As their year-long service project, six freshmen honor students teamed up with the Sustainability Center to build a community garden at Cal Poly.

“The goal is to bring people together, to know where your food comes from, to be a community center base and hold activities there,” biological sciences freshman Matt Behrens said. “This is a garden that we want to build community and a sense of wellness in.”

The students completed research inspired by community gardens at University of California, Los Angeles, John Hopkins University, University of  California, Davis and Stanford University, looking into their gardens websites, mentorship programs and promotion of their gardens.

“So far it’s been a lot of work, but it’s been pretty cool to see how other schools have completed this task and envision it for our own school. It’s also been an experience to see how much work really goes into this,” economics freshman Eva Johnson said.

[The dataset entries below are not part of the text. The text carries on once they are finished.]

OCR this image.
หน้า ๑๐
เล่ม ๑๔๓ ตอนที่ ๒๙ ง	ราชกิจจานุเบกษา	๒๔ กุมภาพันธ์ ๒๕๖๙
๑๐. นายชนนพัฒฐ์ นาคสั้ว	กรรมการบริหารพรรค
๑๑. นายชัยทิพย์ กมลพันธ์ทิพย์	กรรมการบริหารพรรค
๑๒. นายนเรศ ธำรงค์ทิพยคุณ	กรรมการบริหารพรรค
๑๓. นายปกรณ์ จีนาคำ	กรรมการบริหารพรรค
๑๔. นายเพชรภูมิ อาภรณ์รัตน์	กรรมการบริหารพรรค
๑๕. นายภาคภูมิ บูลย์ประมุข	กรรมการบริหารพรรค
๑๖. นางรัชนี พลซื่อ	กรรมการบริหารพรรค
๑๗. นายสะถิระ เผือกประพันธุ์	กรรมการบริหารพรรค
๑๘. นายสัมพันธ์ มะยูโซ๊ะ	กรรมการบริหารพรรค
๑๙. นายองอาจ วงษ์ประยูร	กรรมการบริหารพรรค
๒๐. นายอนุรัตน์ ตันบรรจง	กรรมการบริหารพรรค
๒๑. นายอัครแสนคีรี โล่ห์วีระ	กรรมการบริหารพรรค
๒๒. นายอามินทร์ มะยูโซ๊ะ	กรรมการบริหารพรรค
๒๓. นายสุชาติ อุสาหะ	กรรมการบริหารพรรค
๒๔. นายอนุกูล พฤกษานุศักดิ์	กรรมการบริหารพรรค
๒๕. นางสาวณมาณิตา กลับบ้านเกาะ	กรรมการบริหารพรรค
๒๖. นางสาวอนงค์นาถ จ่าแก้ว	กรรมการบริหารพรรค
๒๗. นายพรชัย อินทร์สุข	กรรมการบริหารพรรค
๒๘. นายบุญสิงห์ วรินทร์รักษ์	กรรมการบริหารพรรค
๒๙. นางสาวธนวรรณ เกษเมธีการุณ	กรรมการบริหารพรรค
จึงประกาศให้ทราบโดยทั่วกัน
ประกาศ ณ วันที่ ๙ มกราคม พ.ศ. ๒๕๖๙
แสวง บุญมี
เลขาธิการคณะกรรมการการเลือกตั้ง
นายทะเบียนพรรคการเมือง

The students hosted a stakeholders meeting Dec. 1 at the Facilities Center for everyone who wanted to help the garden become a reality. At the meeting were representatives from the University Honors Program, Polyponics, Cal Poly Food Pantry, the Multicultural Center as well as other professors and students interested in playing a part in the development of the garden.

“I think this is a fantastic opportunity for students to gain experience and insight and also to create a community within Cal Poly between faculty, students and staff,” Volunteer Coordinator Colleen Trostle said. “I hope this is kind of a hub for anyone to build relationships and use it as an outlet and a learning experience.”

Some of these programs will be taking part in the garden by supporting or planting sections of the garden. The Food Pantry will be teaming up with the garden to harvest some of what is grown there for students in need of fresh food.

Those at the meeting brainstormed activities, how to alleviate garden costs and how to confirm membership. Ideas for activities included open mic, yoga and hands-on lessons for classes.

After gathering all the information and suggestions from the meeting, students will begin constructing the garden during winter quarter to begin planting in the spring.

“After this meeting we will actually begin constructing a garden, talking to Cal Poly Facilities and figure out where this garden will go. We have money coming in already, but we also need donations in kind to get physical supplies such as shovels and rigs and wood and dirt,” Behrens said.

Though the garden is still in early stages of development, Sustainability Coordinator Kylee Singh feels the garden will have a lot of value.

“We have a lot of students who come from urban areas on campus,” Singh said. “One of the problems with our food system is there is a disconnect between how we grow food and what we eat. I think the value is connecting people back to how food grows and allowing people to get their hands dirty right here in the middle of campus.”